I decided to have a chat with a good colleague of mine who is a leading sales and communication trainer in Switzerland, Manfred Ritschard, the managing director of Manfred Ritschard & Partner LLC about the topic and ask for his tips and opinion.
1) What tips would you give to someone who represents his company on an
Invest in a workshop led by an exhibition professional and followed by a
training on-process – means right on the spot at the exhibition. In the
workshop you develop the wording of your main message and elaborate
effective interactions and formulations to involve possible new customers as
well as to keep conversations with “old” clients as short as possible.
2) How exhibition training is different from sales training?

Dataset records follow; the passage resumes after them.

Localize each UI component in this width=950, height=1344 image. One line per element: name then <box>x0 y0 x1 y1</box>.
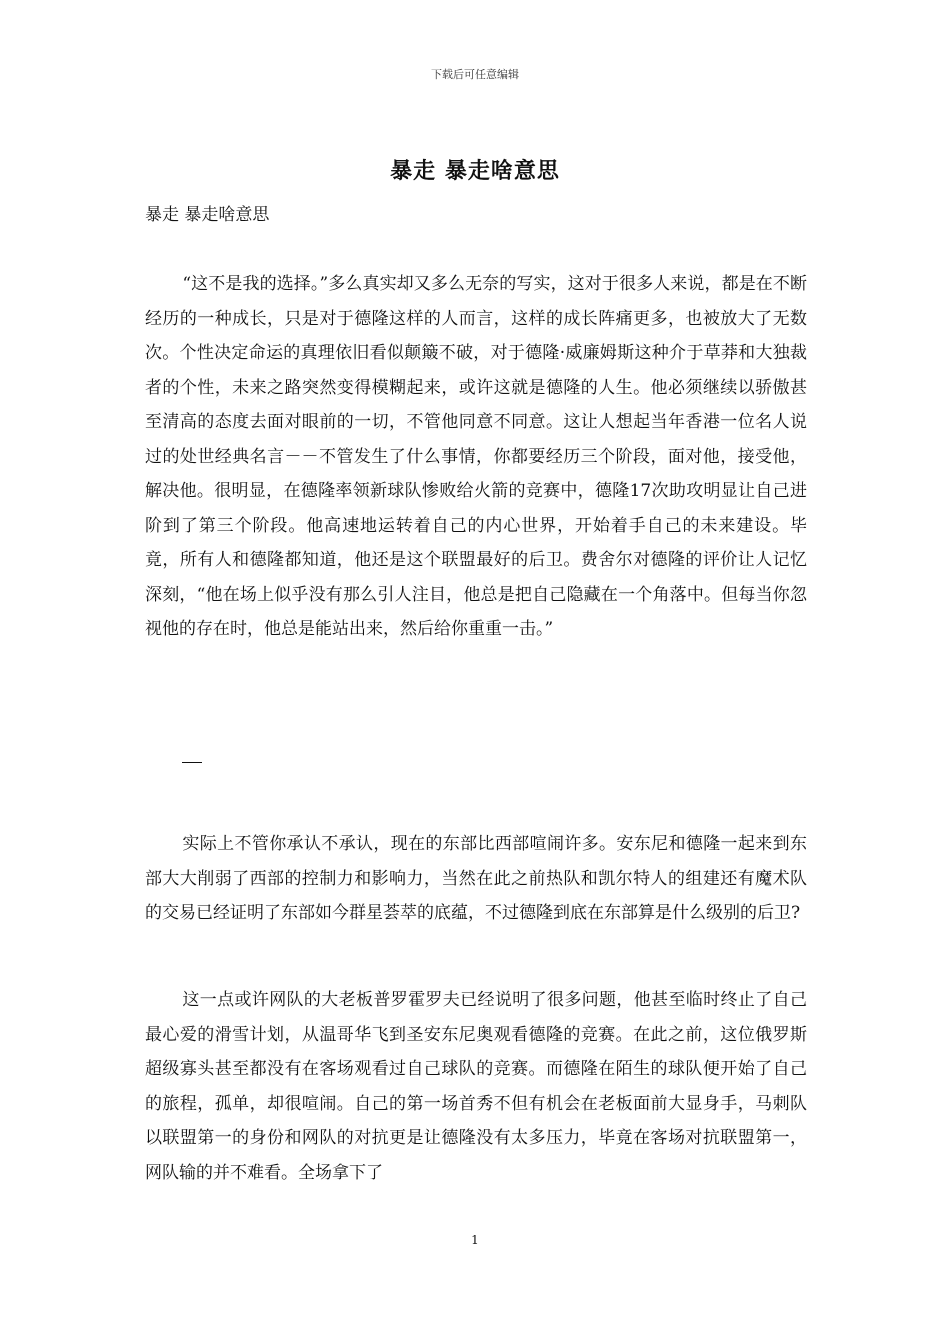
page-header-note: 下载后可任意编辑 <box>431 68 519 81</box>
body-paragraph-1: “这不是我的选择。”多么真实却又多么无奈的写实，这对于很多人来说，都是在不断经历的一种成长，只是对于德隆这样的人而言，这样的成长阵痛更多，也被放大了无数次。个性决定命运的真理依旧看似颠簸不破，对于德隆·威廉姆斯这种介于草莽和大独裁者的个性，未来之路突然变得模糊起来，或许这就是德隆的人生。他必须继续以骄傲甚至清高的态度去面对眼前的一切，不管他同意不同意。这让人想起当年香港一位名人说过的处世经典名言－－不管发生了什么事情，你都要经历三个阶段，面对他，接受他，解决他。很明显，在德隆率领新球队惨败给火箭的竞赛中，德隆17次助攻明显让自己进阶到了第三个阶段。他高速地运转着自己的内心世界，开始着手自己的未来建设。毕竟，所有人和德隆都知道，他还是这个联盟最好的后卫。费舍尔对德隆的评价让人记忆深刻，“他在场上似乎没有那么引人注目，他总是把自己隐藏在一个角落中。但每当你忽视他的存在时，他总是能站出来，然后给你重重一击。” <box>145 274 807 639</box>
body-paragraph-3: 这一点或许网队的大老板普罗霍罗夫已经说明了很多问题，他甚至临时终止了自己最心爱的滑雪计划，从温哥华飞到圣安东尼奥观看德隆的竞赛。在此之前，这位俄罗斯超级寡头甚至都没有在客场观看过自己球队的竞赛。而德隆在陌生的球队便开始了自己的旅程，孤单，却很喧闹。自己的第一场首秀不但有机会在老板面前大显身手，马刺队以联盟第一的身份和网队的对抗更是让德隆没有太多压力，毕竟在客场对抗联盟第一，网队输的并不难看。全场拿下了 <box>145 990 807 1183</box>
section-marker-text <box>182 762 202 763</box>
document-title: 暴走 暴走啥意思 <box>390 158 560 184</box>
body-paragraph-2: 实际上不管你承认不承认，现在的东部比西部喧闹许多。安东尼和德隆一起来到东部大大削弱了西部的控制力和影响力，当然在此之前热队和凯尔特人的组建还有魔术队的交易已经证明了东部如今群星荟萃的底蕴，不过德隆到底在东部算是什么级别的后卫? <box>145 834 807 923</box>
section-marker <box>182 752 202 772</box>
document-subtitle: 暴走 暴走啥意思 <box>145 205 270 225</box>
page-number: 1 <box>471 1233 479 1247</box>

In a regular sales training the intention is to sell something or to get the
deal right away. In an exhibition training your first intention is to
contact new customers, to present yourself and to establish the beginning of
a longterm relation. An exhibition is the right spot to present your company
and your products and to make potential customers fall in love with the idea
to stay in touch with you after the event. In addition to all that you
learn a lot about their needs by asking questions. By the way this is a
perfect small talk topic with customers who are visiting you at your booth:
What could we do better?
3) You are a leading trainer in Switzerland and to your clients count
Reiter, Precitrame, Schaffner and others. Could you give us some tips on how
to approach Swiss companies on an exhibition?
Sure! Swiss are rather distinctive but very open to get involved in a
business talk when YOU start a conversation. They like a friendly smile (as
most Europeans, too). In business English or French are besides German
common languages – Swiss professionals master these languages. As soon as
you know that their origin is in the German speaking part of Switzerland
(i.g. Berne, Basel, Zurich) you could say “Gruezi” – they will like that and
smile about your try… Swiss are used to firm handshakes and eye contact
in communication. This might be different for people of other cultures.
Swiss are used to an international surrounding because among eight million
inhabitants we count two million foreigners in Switzerland. We adapt to any
culture quite easily. But the use of a friendly voice and of the words
“please” and “thank you” are most welcome.